Hi Monty, On 04/20/2017 09:35 AM, Michael Widenius wrote:
Hi!
On 20 Apr 2017 06:10, "Alexander Barkov" <bar@mariadb.org <mailto:bar@mariadb.org>> wrote:
Hello all,
Monty is now doing refactoring:
1. Replacing a lot of LEX_STRING to LEX_CSTRING.
2. Fixing functions and methods that have arguments of types: a. pointer "const LEX_STRING *name" and b. reference "const LEX_STRING &name". to the same style. Monty chose passing by pointer (2a).
I think that:
- #1 is good. - #2 is good, in the sense of changing to the same style.
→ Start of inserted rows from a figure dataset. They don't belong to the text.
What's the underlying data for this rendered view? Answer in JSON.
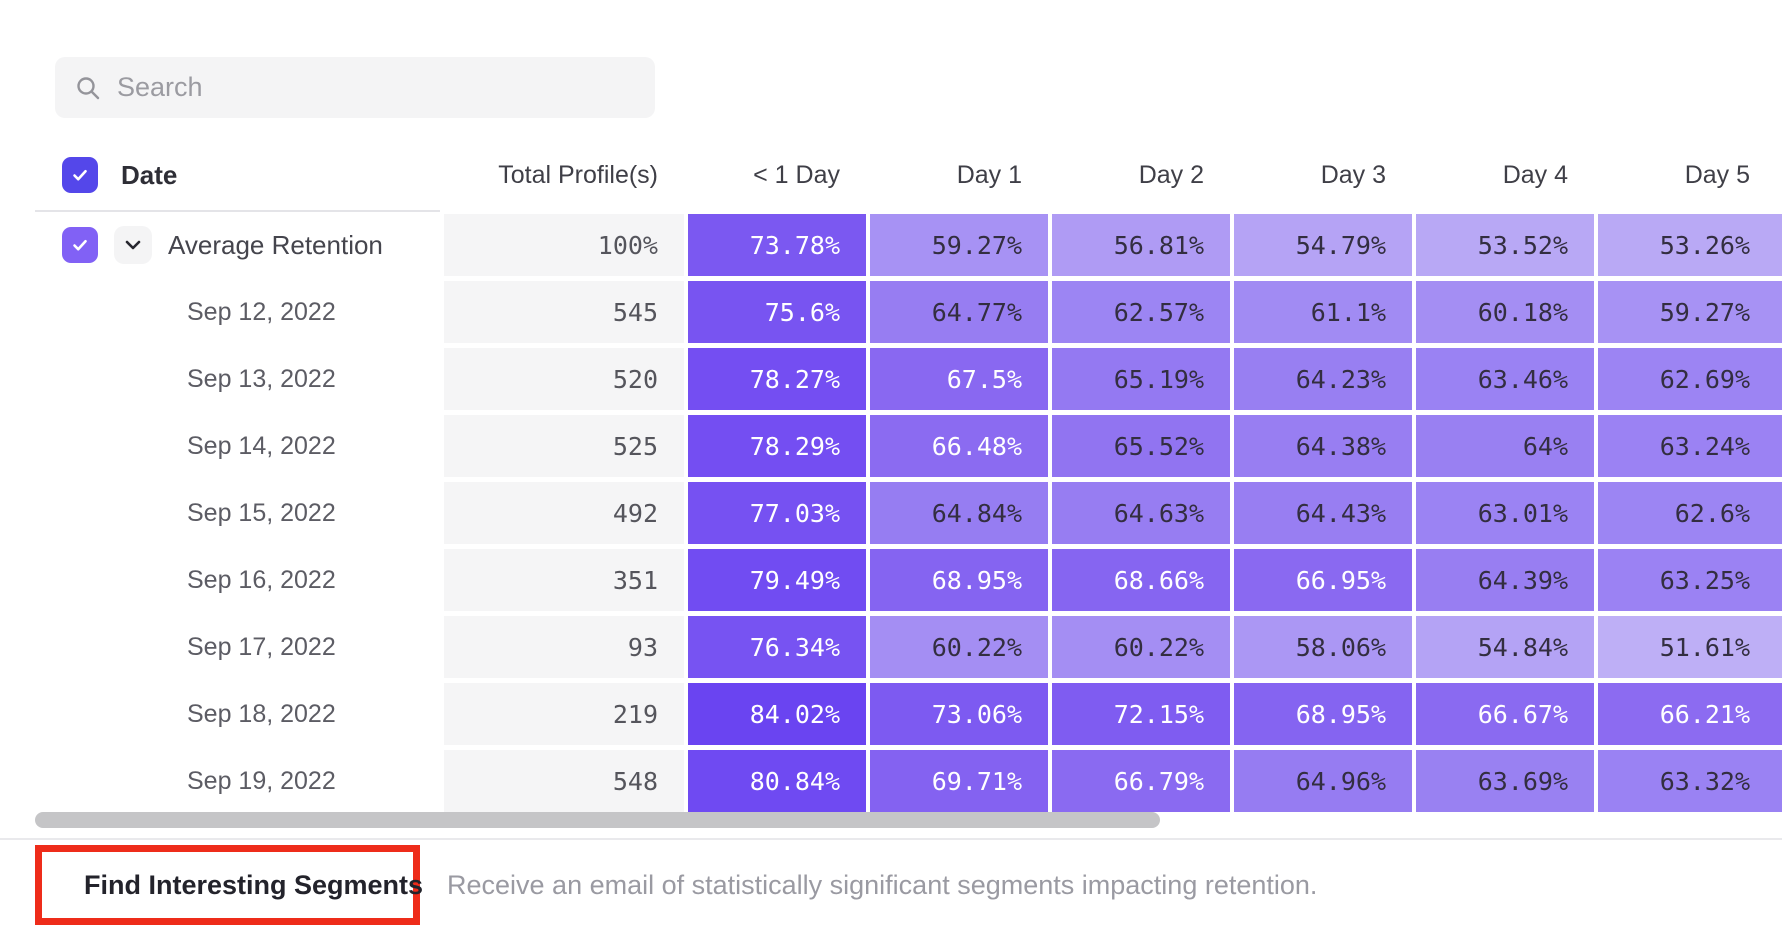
{
  "search": {
    "placeholder": "Search"
  },
  "table": {
    "columns": [
      "Date",
      "Total Profile(s)",
      "< 1 Day",
      "Day 1",
      "Day 2",
      "Day 3",
      "Day 4",
      "Day 5"
    ],
    "header_checkbox_checked": true,
    "rows": [
      {
        "label": "Average Retention",
        "is_average": true,
        "checkbox_checked": true,
        "total": "100%",
        "values": [
          "73.78%",
          "59.27%",
          "56.81%",
          "54.79%",
          "53.52%",
          "53.26%"
        ]
      },
      {
        "label": "Sep 12, 2022",
        "total": "545",
        "values": [
          "75.6%",
          "64.77%",
          "62.57%",
          "61.1%",
          "60.18%",
          "59.27%"
        ]
      },
      {
        "label": "Sep 13, 2022",
        "total": "520",
        "values": [
          "78.27%",
          "67.5%",
          "65.19%",
          "64.23%",
          "63.46%",
          "62.69%"
        ]
      },
      {
        "label": "Sep 14, 2022",
        "total": "525",
        "values": [
          "78.29%",
          "66.48%",
          "65.52%",
          "64.38%",
          "64%",
          "63.24%"
        ]
      },
      {
        "label": "Sep 15, 2022",
        "total": "492",
        "values": [
          "77.03%",
          "64.84%",
          "64.63%",
          "64.43%",
          "63.01%",
          "62.6%"
        ]
      },
      {
        "label": "Sep 16, 2022",
        "total": "351",
        "values": [
          "79.49%",
          "68.95%",
          "68.66%",
          "66.95%",
          "64.39%",
          "63.25%"
        ]
      },
      {
        "label": "Sep 17, 2022",
        "total": "93",
        "values": [
          "76.34%",
          "60.22%",
          "60.22%",
          "58.06%",
          "54.84%",
          "51.61%"
        ]
      },
      {
        "label": "Sep 18, 2022",
        "total": "219",
        "values": [
          "84.02%",
          "73.06%",
          "72.15%",
          "68.95%",
          "66.67%",
          "66.21%"
        ]
      },
      {
        "label": "Sep 19, 2022",
        "total": "548",
        "values": [
          "80.84%",
          "69.71%",
          "66.79%",
          "64.96%",
          "63.69%",
          "63.32%"
        ]
      }
    ]
  },
  "footer": {
    "button_label": "Find Interesting Segments",
    "description": "Receive an email of statistically significant segments impacting retention."
  },
  "icons": {
    "search": "search-icon",
    "chevron": "chevron-down-icon",
    "checkmark": "checkmark-icon",
    "segments": "segments-quadrant-icon"
  },
  "colors": {
    "header_checkbox": "#5447ea",
    "row_checkbox": "#8161f5",
    "cell_text_dark": "#332e40",
    "cell_text_light": "#ffffff",
    "white_text_threshold": 66,
    "cell_scale_anchors": [
      [
        51,
        192,
        177,
        246
      ],
      [
        58,
        171,
        151,
        244
      ],
      [
        62,
        158,
        135,
        243
      ],
      [
        65,
        150,
        124,
        242
      ],
      [
        66,
        140,
        108,
        241
      ],
      [
        70,
        131,
        97,
        241
      ],
      [
        74,
        123,
        88,
        241
      ],
      [
        78,
        116,
        79,
        242
      ],
      [
        85,
        104,
        66,
        241
      ]
    ],
    "total_col_bg": "#f5f5f6",
    "annotation_red": "#ee2c1a",
    "scrollbar_thumb": "#c5c5c7"
  }
}
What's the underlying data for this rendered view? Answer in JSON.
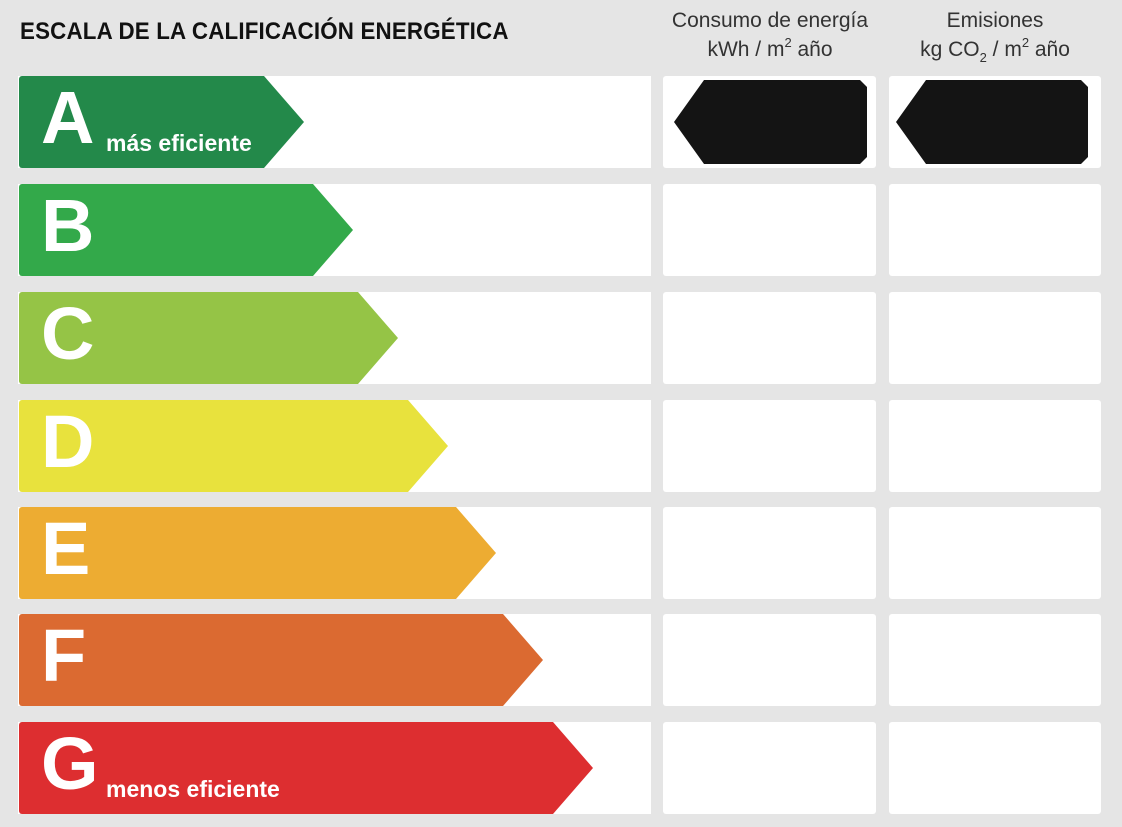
{
  "header": {
    "title": "ESCALA DE LA CALIFICACIÓN ENERGÉTICA",
    "energy": {
      "line1": "Consumo de energía",
      "unit_pre": "kWh / m",
      "unit_sup": "2",
      "unit_post": " año"
    },
    "emissions": {
      "line1": "Emisiones",
      "unit_pre": "kg CO",
      "unit_sub": "2",
      "unit_mid": " / m",
      "unit_sup": "2",
      "unit_post": " año"
    }
  },
  "rows": [
    {
      "letter": "A",
      "label": "más eficiente",
      "color": "#23894a"
    },
    {
      "letter": "B",
      "label": "",
      "color": "#33a94a"
    },
    {
      "letter": "C",
      "label": "",
      "color": "#95c446"
    },
    {
      "letter": "D",
      "label": "",
      "color": "#e8e23d"
    },
    {
      "letter": "E",
      "label": "",
      "color": "#edac32"
    },
    {
      "letter": "F",
      "label": "",
      "color": "#db6a31"
    },
    {
      "letter": "G",
      "label": "menos eficiente",
      "color": "#dd2e30"
    }
  ],
  "indicators": {
    "energy_rating": "A",
    "emissions_rating": "A",
    "color": "#141414"
  }
}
But I think that the choice of "passing by pointer" in #2 is bad. Passing by reference for LEX_STRING/LEX_CSTRING related things would be better.
With the "passing by pointer" approach whenever one needs to pass a LEX_STRING to a function accepting LEX_CSTRING, one will have to do:
void func1(const LEX_STRING *str) { LEX_CSTRING tmp= {str->str, str->length}; func2(&tmp); }
The above is not a problem:
- We don't have less than 5 places in the code where LEX_STRING is changed to LEX_CSTRING. - In these places one can do this with a simple cast, nothing elaborated.
There are more examples: Item_str_func(THD *thd): Item_func(thd) { decimals=NOT_FIXED_DEC; } Item_str_func(THD *thd, Item *a): Item_func(thd, a) {decimals=NOT_FIXED_DEC; } Item_str_func(THD *thd, Item *a, Item *b): Item_func(thd, a, b) { decimals=NOT_FIXED_DEC; } Item_str_func(THD *thd, Item *a, Item *b, Item *c): Item_func(thd, a, b, c) { decimals=NOT_FIXED_DEC; } Item_str_func(THD *thd, Item *a, Item *b, Item *c, Item *d): Item_func(thd, a, b, c, d) { decimals=NOT_FIXED_DEC; } Item_str_func(THD *thd, Item *a, Item *b, Item *c, Item *d, Item* e): Item_func(thd, a, b, c, d, e) { decimals=NOT_FIXED_DEC; } Item_str_func(THD *thd, List<Item> &list): Item_func(thd, list) { decimals=NOT_FIXED_DEC; } This is terrible. The same thing in Item_int_func, Item_real_func, Item_decimal_func, etc, etc. There is only one constructor needed for all of them. For example, for Item_str_func: Item_str_func(THD *thd, const Item_args &args): Item_func(thd, args) { decimals=NOT_FIXED_DEC; } And when you need to call new, you do: Item *item= new (thd->mem_root) Item_func_somefunc(thd, Item_args(a,b,c)); You cannot do this with the "pass by pointer" approach.
I'd propose two things instead:
1. Add a class:
No reason to make a complex solution for a problem that doesn't exist.
It's a trivial solution. The problem does exists. The current code absolutely is excessive and inconvenient to use.
2. Instead of "const LEX_CSTRING *str" we use "const Lex_cstring &str" all around C++ code.
No, no, no.
I do not want to use & anywhere as arguments in the code. It hides things and lends people to do errors like we had before where they declared some functions to take full structure she references in other places, which creates a mess.
I don't propose to use pass-by-value: func(Some_class arg); I propose to use pass-by-reference: func(const Some_class &) When you do: func(some_class_instance); pass-by-value requires a constructor call, indeed. but pass-by-reference does not need a constructor call! pass-by-reference compiles to exactly the same thing with pass-by-pointer: it puts the address of the object to the stack. Nothing else.